Ste Geneviève Autrement le 7 novembre 1998
 
 

Texte des interventions d'Henri Prévot, conseiller municipal

au cours de la réunion du Conseil municipal du 24 octobre 1998


 
 

Observations sur le procès verbal de la réunion du conseil municipal du 29 septembre - concernant le PACS.

Ces observations portent sur la relation qui est faite de notre débat sur le PACS. Pour la première fois depuis que je m'intéresse plus précisément aux affaires de la commune, soit une dizaine d'années, un procès verbal ne fait même pas mention de deux interventions pourtant substantielles, celle de M. Rolland et celle de M. Quittard. Je comprendrais que le compte-rendu écrit ne reprenne pas mot à mot la première mais le procès verbal aurait dû nous en donner la substance pour au moins deux raisons : elle nous rappelait l'origine historique de cette affaire de PACS, à savoir une demande très forte des homosexuels ; d'autre part, elle a pu influer sur le vote de nos collègues - à ce propos il convient de rappeler qu'une bonne politique n'est pas seulement dictée par des sentiments, aussi respectables soient-ils. Quant à l'intervention de M. Quittard, elle méritait elle aussi une mention dans le procès-verbal de notre réunion. A ce propos, je souhaite rappeler que, dans cette assemblée laïque, nous n'avons pas à faire état dans nos interventions de nos convictions ou de notre indifférence religieuses.

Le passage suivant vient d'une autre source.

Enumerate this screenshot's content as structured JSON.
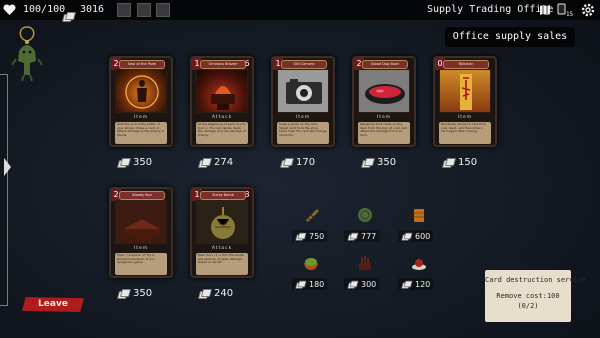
{
  "topbar": {
    "health": "100/100",
    "money": "3016",
    "location": "Supply Trading Office",
    "deck_count": "15"
  },
  "heading": "Office supply sales",
  "cards": [
    {
      "cost": "2",
      "cost2": "",
      "name": "Seal of the Palm",
      "type": "Item",
      "desc": "Until the end of the battle, if your sticker draws a card, it attack damage to the enemy in hands.",
      "price": "350",
      "art": "#a24a12"
    },
    {
      "cost": "1",
      "cost2": "6",
      "name": "Ominous Brazier",
      "type": "Attack",
      "desc": "At the beginning of each round, burn x. The red candle deals the damage and the damage of enemy.",
      "price": "274",
      "art": "#7a1d10"
    },
    {
      "cost": "1",
      "cost2": "",
      "name": "Old Camera",
      "type": "Item",
      "desc": "Snap a photo on the card. Target card from the shop hand, then the card will change randomly.",
      "price": "170",
      "art": "#6d6d6d"
    },
    {
      "cost": "2",
      "cost2": "",
      "name": "Blood Dog Bowl",
      "type": "Item",
      "desc": "Randomly fill 4 cards on the deck from the top; x4 cost card attack the damage if it is an item.",
      "price": "350",
      "art": "#a3232e"
    },
    {
      "cost": "0",
      "cost2": "",
      "name": "Talisman",
      "type": "Item",
      "desc": "Randomly discard 1 card from your hand, and then draw 1 card again after cursing.",
      "price": "150",
      "art": "#9b5a18"
    },
    {
      "cost": "2",
      "cost2": "",
      "name": "Bloody Box",
      "type": "Item",
      "desc": "Type: 'I surprise !!!' Try a Randomized Deck. It is a dangerous game.",
      "price": "350",
      "art": "#5a2a1a"
    },
    {
      "cost": "1",
      "cost2": "3",
      "name": "Sticky Bomb",
      "type": "Attack",
      "desc": "Each turn, -1, x 3/4. The bomb will explode, it deals damage based on its HP.",
      "price": "240",
      "art": "#6a5a2a"
    }
  ],
  "items": [
    {
      "price": "750",
      "color": "#8a6a2c"
    },
    {
      "price": "777",
      "color": "#4b6b3a"
    },
    {
      "price": "600",
      "color": "#c2701b"
    },
    {
      "price": "180",
      "color": "#6a9a2a"
    },
    {
      "price": "300",
      "color": "#8a2e1c"
    },
    {
      "price": "120",
      "color": "#a8261e"
    }
  ],
  "destruction": {
    "title": "Card destruction service",
    "cost": "Remove cost:100",
    "count": "(0/2)"
  },
  "leave_label": "Leave"
}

Cela relève de la vie privée et il vaut mieux laisser séparées vie privée et vie publique, pour éviter de s'engager dans des voies incertaines.

Par ailleurs, ce compte-reendu comporte une erreur factuelle : au vote sur la façon de voter, deux membres de la majorité au moins se sont distingués du reste de la majorité - oh ! bien discrètement - ; ils se sont abstenus ; il s'agissait de MM. Quittard et Sabrié ; je pense qu'ils le confirmeront, car ils ont peut-être senti que cela concernait le fonctionnement de la démocratie dans notre commune.

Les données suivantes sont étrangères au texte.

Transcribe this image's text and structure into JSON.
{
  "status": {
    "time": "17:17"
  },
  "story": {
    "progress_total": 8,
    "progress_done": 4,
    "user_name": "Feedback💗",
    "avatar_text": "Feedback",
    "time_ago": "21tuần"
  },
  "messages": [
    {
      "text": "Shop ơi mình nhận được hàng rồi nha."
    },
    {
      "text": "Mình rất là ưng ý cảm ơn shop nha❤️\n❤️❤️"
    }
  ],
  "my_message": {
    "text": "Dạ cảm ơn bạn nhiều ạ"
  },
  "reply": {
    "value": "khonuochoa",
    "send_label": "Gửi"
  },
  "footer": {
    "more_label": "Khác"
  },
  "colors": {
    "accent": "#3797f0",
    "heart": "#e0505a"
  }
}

Une dernière remarque sur ce procès verbal : je voudrais noter un trait d'humour comme nous en voyons rarement dans ce genre de document. M. Despujols a dit, sur un ton de dérision - ce qui rajoute au côté humoristique -, quelques jours avant un certain vendredi de grande confusion à gauche, ce vendredi qui a vu l'absentéisme des députés de gauche sanctionné par le vote d'une motion d'irrecevabilité - donc M. Despujols a dit : "au sujet du PACS, la droite patauge".
 
 

Le compte rendu d'activité de la SOGEM pour l'exercice 1997

Je vous avais posé par écrit un certain nombre de questions. Elles portaient sur un déficit apparent important, sur la faiblesse apparente des frais financiers, sur le montant des disponibilités. M. Quittard y a répondu de façon satisfaisante dans son exposé oral. A ce propos, on ne peut que regretter que vous nous ayez adressé avant la réunion de ce Conseil un compte-rendu extrêmement succinct qui ne permet pas de se rendre compte de l'activité de la SOGEM. Il aurait été bien préférable que vous nous adressiez le texte qui a été lu par M. Quittard ; cela nous aurait permis de mieux préparer le débat de ce soir.

M. Quittard nous dit qu'il souhaite réfléchir à une inflexion du programme de la SOGEM sur la ZAC des Aunettes. En droit, toute décision relève du conseil d'administration de la SOGEM, le conseil municipal étant saisi pour approbation a posteriori. Nous prenons donc acte avec satisfaction du fait que vous avez l'intention néanmoins de consulter auparavant le Conseil municipal. Vous ferez certainement en sorte de réunir les conditions d'un vrai débat. A ce sujet je vous rappelle que l'association Ste Geneviève Autrement, dès 1990, s'était interrogée sur l'utilité d'urbaniser toute la surface disponible. Il y a bien d'autres usages possibles des sols ; notre commune jumelle d'Obertshausen nous offre à cet égard un magnifique exemple.

Il reste une question. Je vous ai demandé en "question diverse n'entraînant pas délibération" si la convention qui lie la commune à la SOGEM pour le financement de la rémunération d'un chargé de mission recruté par la SOGEM, convention signée pour trois ans et renouvelable par tacite reconduction, est toujours en vigueur. En début de réunion, vous avez souhaité que cette question soit abordée, non pas en "question diverse" - donc à la fin de la réunion - mais à ce point de l'ordre du jour et je vous ai donné mon accord. Or je constate qu'à cette question, vous n'avez pas répondu ; la réponse pourtant est fort simple : c'est oui ou non.